Sensex sinks over 1,100 points: What's behind today's market crash
India's benchmark equity indices, the Sensex and Nifty50, plunged sharply on Friday. The BSE Sensex fell by 1,147 points or 1.41% to trade at 80,142 while the Nifty50 declined by 337 points or 1.37% to 24,211 in mid-morning trade. The slump resulted in a loss of ₹6.5 lakh crore in the market capitalization of all listed companies on the BSE, which fell to ₹451.65 lakh crore.
Metal stocks slump amid stronger dollar and China's uncertainty
The market fall was mainly led by a fall in metal stocks amid a stronger US dollar and uncertainty over China's economic stimulus measures. The Nifty Metal index plunged up to 5%, with companies like SAIL, NMDC and Hindustan Copper declining between 3.5% and 5.5%. The absence of specific details from China on its plans to revive the economy added to investor skepticism.

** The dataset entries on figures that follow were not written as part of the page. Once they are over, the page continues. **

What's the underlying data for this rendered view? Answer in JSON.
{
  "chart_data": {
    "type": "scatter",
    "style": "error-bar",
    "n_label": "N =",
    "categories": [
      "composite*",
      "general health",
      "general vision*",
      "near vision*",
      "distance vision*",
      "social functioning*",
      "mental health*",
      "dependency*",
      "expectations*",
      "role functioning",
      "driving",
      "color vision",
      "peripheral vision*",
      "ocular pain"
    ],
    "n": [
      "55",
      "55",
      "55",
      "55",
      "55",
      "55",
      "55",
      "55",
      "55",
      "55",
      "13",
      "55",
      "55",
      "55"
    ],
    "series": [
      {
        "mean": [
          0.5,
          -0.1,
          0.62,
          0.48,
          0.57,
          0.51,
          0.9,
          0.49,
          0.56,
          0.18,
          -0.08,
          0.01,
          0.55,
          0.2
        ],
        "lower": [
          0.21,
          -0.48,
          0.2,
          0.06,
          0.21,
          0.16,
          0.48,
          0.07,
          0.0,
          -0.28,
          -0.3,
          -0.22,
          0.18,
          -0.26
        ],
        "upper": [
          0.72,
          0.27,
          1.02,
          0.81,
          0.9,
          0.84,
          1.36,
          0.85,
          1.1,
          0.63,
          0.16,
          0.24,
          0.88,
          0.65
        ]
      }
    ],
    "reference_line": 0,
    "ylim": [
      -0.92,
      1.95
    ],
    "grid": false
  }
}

Interest rate-sensitive sectors and market volatility rise
Interest rate-sensitive sectors like Nifty Bank, Auto, Financial Services, PSU Bank, and Realty also fell between 1.5% and 2.7%. The India VIX index, which gages market volatility, jumped by almost 9% to 14.3. A stronger dollar added to market woes as the dollar index rose by 0.13% to 107.1.
Inflation figures and global markets influence sentiment
Inflation figures also played a role in shaping the market mood. India's retail inflation eased marginally to 5.48% in November, but it remained elevated in rural areas at 9.10% and urban areas at 8.74%. Food inflation eased but remained close to double digits at 9.04%. Global markets reflected these worries as Asian shares fell on the back of a strong dollar and rising US Treasury yields.
FIIs continue selling off equities amid high valuations
In India, FIIs continued the sell-off, offloading equities worth ₹4,572 crore over two days amid high valuations and appreciating dollar post-US elections. Despite these challenges, some analysts believe the market is in a consolidation phase with potential for future rallies if certain thresholds are crossed in the coming months.